Budget Friendly Ways to Prepare your Home for the Winter Months

Budget Friendly Ways to Prepare your Home for the Winter Months


Winter is just around the corner, and for homeowners dropping temperatures can often mean higher heating costs. What’s worse, failure to prepare for wetter months can leave you stuck with costly repairs just in time for the holiday season. Don’t leave your home out in the cold by following these quick and inexpensive tips for getting your digs winter ready.

  1. Reverse ceiling fans.

We’re all familiar with the concept of hot air rising, but did you know your ceiling fan was equipped with a switch to reverse the direction it rotates? Stop heating space you don’t used by setting your fan to spin in a clockwise direction. When the switch is flipped, the spinning blades create an updraft to push all that unused hot air downward. Saving money on heating costs can be as easy as the flip of a switch, especially in homes with higher ceilings.

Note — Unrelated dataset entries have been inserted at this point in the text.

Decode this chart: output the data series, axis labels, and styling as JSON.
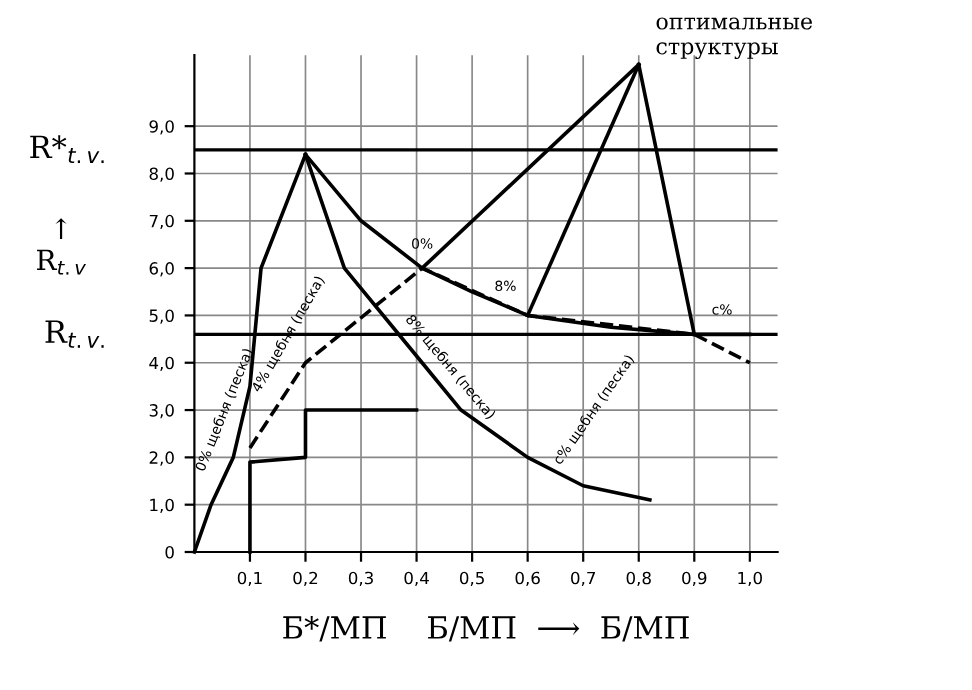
{
  "chart_data": {
    "type": "line",
    "xlabel": "Б*/МП    Б/МП  ⟶  Б/МП",
    "xlim": [
      0,
      1.05
    ],
    "ylim": [
      0,
      10.5
    ],
    "xticks": [
      {
        "value": 0.1,
        "label": "0,1"
      },
      {
        "value": 0.2,
        "label": "0,2"
      },
      {
        "value": 0.3,
        "label": "0,3"
      },
      {
        "value": 0.4,
        "label": "0,4"
      },
      {
        "value": 0.5,
        "label": "0,5"
      },
      {
        "value": 0.6,
        "label": "0,6"
      },
      {
        "value": 0.7,
        "label": "0,7"
      },
      {
        "value": 0.8,
        "label": "0,8"
      },
      {
        "value": 0.9,
        "label": "0,9"
      },
      {
        "value": 1.0,
        "label": "1,0"
      }
    ],
    "yticks": [
      0,
      {
        "value": 1,
        "label": "1,0"
      },
      {
        "value": 2,
        "label": "2,0"
      },
      {
        "value": 3,
        "label": "3,0"
      },
      {
        "value": 4,
        "label": "4,0"
      },
      {
        "value": 5,
        "label": "5,0"
      },
      {
        "value": 6,
        "label": "6,0"
      },
      {
        "value": 7,
        "label": "7,0"
      },
      {
        "value": 8,
        "label": "8,0"
      },
      {
        "value": 9,
        "label": "9,0"
      }
    ],
    "grid": true,
    "marker": "none",
    "series": [
      {
        "color": "#000000",
        "x": [
          0,
          0.03,
          0.07,
          0.1,
          0.12,
          0.2
        ],
        "values": [
          0,
          1,
          2,
          3.5,
          6,
          8.4
        ]
      },
      {
        "color": "#000000",
        "x": [
          0.2,
          0.3,
          0.41,
          0.5,
          0.6,
          0.75,
          0.9,
          1.0
        ],
        "values": [
          8.4,
          7.0,
          6.0,
          5.5,
          5.0,
          4.75,
          4.6,
          4.6
        ]
      },
      {
        "color": "#000000",
        "x": [
          0.2,
          0.27,
          0.41,
          0.48,
          0.6,
          0.7,
          0.82
        ],
        "values": [
          8.4,
          6.0,
          4.0,
          3.0,
          2.0,
          1.4,
          1.1
        ]
      },
      {
        "color": "#000000",
        "x": [
          0.1,
          0.1,
          0.2,
          0.2,
          0.4
        ],
        "values": [
          0,
          1.9,
          2.0,
          3.0,
          3.0
        ]
      },
      {
        "color": "#000000",
        "x": [
          0.41,
          0.8
        ],
        "values": [
          6.0,
          10.3
        ]
      },
      {
        "color": "#000000",
        "x": [
          0.6,
          0.8
        ],
        "values": [
          5.0,
          10.3
        ]
      },
      {
        "color": "#000000",
        "x": [
          0.9,
          0.8
        ],
        "values": [
          4.6,
          10.3
        ]
      },
      {
        "color": "#000000",
        "line_style": "dashed",
        "x": [
          0.1,
          0.2,
          0.41,
          0.6,
          0.9,
          1.0
        ],
        "values": [
          2.2,
          4.0,
          6.0,
          5.0,
          4.6,
          4.0
        ]
      }
    ],
    "ref_lines": [
      {
        "axis": "y",
        "value": 8.5,
        "label": "R*$_{t.v.}$"
      },
      {
        "axis": "y",
        "value": 4.6,
        "label": "R$_{t.v.}$"
      }
    ],
    "annotations": [
      "↑\nR$_{t.v}$",
      {
        "text": "оптимальные\nструктуры",
        "x": 0.8,
        "y": 10.3
      },
      "0% щебня (песка)",
      {
        "text": "4% щебня (песка)",
        "x": 0.17,
        "y": 4.6
      },
      "8% щебня (песка)",
      "c% щебня (песка)",
      {
        "text": "0%",
        "x": 0.41,
        "y": 6.0
      },
      "8%",
      "c%"
    ]
  }
}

  1. Install a door sweep.

Stop chilly drafts from creeping in under exterior doors by installing a door sweep. At around $5-$30, door sweeps are flexible pieces of plastic that attach to the bottom edge of any door to plug any air leaks between door and the frame.

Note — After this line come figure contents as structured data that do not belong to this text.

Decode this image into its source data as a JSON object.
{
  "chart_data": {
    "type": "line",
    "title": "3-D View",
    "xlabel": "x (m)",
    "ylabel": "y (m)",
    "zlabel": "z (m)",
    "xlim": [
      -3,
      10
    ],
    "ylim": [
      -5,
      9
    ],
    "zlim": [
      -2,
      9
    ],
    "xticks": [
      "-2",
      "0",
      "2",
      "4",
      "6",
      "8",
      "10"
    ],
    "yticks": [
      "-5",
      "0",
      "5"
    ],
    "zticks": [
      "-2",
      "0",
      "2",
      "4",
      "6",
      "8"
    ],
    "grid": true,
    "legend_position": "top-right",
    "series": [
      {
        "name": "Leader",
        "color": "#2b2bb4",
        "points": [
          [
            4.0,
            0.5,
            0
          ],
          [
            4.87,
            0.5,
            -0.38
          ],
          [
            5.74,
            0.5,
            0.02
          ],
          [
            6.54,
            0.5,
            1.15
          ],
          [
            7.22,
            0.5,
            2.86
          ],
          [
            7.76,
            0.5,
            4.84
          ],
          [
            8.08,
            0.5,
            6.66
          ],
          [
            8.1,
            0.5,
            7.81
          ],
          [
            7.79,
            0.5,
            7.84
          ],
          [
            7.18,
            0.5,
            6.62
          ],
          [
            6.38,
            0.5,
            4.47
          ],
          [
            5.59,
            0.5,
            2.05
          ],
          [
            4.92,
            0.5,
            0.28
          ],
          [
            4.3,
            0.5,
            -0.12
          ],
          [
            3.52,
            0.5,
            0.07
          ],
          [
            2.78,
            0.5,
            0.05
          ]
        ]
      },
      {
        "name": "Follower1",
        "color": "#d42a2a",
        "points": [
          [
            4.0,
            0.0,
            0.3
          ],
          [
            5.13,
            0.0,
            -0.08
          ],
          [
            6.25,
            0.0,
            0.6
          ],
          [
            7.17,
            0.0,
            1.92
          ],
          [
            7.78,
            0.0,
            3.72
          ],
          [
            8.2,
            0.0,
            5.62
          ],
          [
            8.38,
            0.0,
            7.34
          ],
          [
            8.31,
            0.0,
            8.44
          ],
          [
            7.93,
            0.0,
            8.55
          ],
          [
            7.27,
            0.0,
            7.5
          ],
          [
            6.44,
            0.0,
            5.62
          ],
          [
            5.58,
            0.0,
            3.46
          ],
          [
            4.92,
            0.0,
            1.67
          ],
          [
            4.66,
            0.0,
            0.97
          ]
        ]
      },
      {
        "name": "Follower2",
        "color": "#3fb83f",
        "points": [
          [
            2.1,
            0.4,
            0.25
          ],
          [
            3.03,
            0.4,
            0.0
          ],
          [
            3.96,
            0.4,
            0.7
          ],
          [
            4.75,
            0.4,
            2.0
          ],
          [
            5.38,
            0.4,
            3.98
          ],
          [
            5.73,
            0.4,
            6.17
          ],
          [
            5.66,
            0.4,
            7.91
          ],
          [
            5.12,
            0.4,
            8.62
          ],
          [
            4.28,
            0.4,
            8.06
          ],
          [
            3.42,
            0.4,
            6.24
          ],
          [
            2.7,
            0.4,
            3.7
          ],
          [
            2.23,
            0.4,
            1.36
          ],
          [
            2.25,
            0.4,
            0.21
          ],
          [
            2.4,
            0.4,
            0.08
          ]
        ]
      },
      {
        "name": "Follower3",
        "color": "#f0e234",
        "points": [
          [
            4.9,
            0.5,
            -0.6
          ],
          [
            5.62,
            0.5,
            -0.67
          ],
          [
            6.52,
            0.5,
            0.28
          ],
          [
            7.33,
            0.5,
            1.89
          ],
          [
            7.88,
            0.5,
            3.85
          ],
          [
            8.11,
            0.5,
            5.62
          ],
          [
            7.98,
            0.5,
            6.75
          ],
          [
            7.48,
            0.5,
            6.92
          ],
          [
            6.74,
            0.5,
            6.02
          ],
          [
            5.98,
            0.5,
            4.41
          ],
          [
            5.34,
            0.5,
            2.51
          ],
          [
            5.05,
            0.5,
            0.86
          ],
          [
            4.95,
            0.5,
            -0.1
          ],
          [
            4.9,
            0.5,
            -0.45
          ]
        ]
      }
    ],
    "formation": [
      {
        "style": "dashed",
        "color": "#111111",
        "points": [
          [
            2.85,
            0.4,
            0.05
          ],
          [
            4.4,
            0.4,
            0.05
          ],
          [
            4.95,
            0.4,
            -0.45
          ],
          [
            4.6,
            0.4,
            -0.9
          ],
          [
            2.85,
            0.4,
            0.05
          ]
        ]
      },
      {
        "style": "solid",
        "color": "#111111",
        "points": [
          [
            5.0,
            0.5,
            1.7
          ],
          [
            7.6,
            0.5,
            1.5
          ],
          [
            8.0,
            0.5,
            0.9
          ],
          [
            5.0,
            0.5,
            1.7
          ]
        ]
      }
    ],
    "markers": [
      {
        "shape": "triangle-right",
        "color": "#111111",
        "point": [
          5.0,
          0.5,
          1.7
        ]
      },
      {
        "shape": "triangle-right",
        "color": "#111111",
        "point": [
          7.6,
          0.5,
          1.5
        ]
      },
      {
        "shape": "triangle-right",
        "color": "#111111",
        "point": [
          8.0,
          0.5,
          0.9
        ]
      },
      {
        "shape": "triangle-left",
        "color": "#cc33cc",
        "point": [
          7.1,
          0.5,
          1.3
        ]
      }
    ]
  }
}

  1. Caulk around windows and doors.

Speaking of unwelcome air finding its way in, any gap larger than the width of the nickel is cause for concern and should be filled in with caulk. Inspect siding, window and door frames, as well as window/door joints for problem areas, and be sure to use silicone caulk for exterior leaks, as it doesn’t shrink and warp in harsh elements.

  1. Close the damper.

Nothing warms up a winter night quite like a fire crackling in the fireplace, but one the flame is extinguished, hot and cold air can flow freely through the chimney opening. Get in the habit of closing the flue after every fire to keep cold air out and hot air in.

  1. Set the thermostat and leave it.

Constantly adjusting the thermostat can wreak havoc on a heating bill. Consider setting one daytime temperature and one night time temperature in your home, and otherwise leaving the thermostat alone. A cozy pair of socks can go a long way if you’re feeling chilly, and your wallet won’t take a hit for constantly changing temps.

  1. Service your furnace.

Depending on the age of your unit, you should be treating your furnace to a professional service every one to two years. Between visits, up your furnace’s efficiency by replacing filters every one to three months. Filters only range from $1-$25 each, so if you can no longer see through the old one when held to the light, it’s time to replace!

  1. Clean the gutters.

Prepare for heavy precipitation by clearing gutters of leaves and other debris. Without clear gutters, water can get backed up against the house and cause significant damage to roofing, wood and siding. Considering getting your hands dirty to cut costs, or hire a professional service for $70-$200, depending on the size of your home.

  1. Lower the hot water temperature.

Lowering your water heater’s temperature just 20 degrees from the typical 140 degrees to 120 —  can lead to energy savings, while still leaving plenty of hot water to go around. Wrapping a blanket or another form of DIY isolation around the heater tank can also help with efficiently heating your water supply.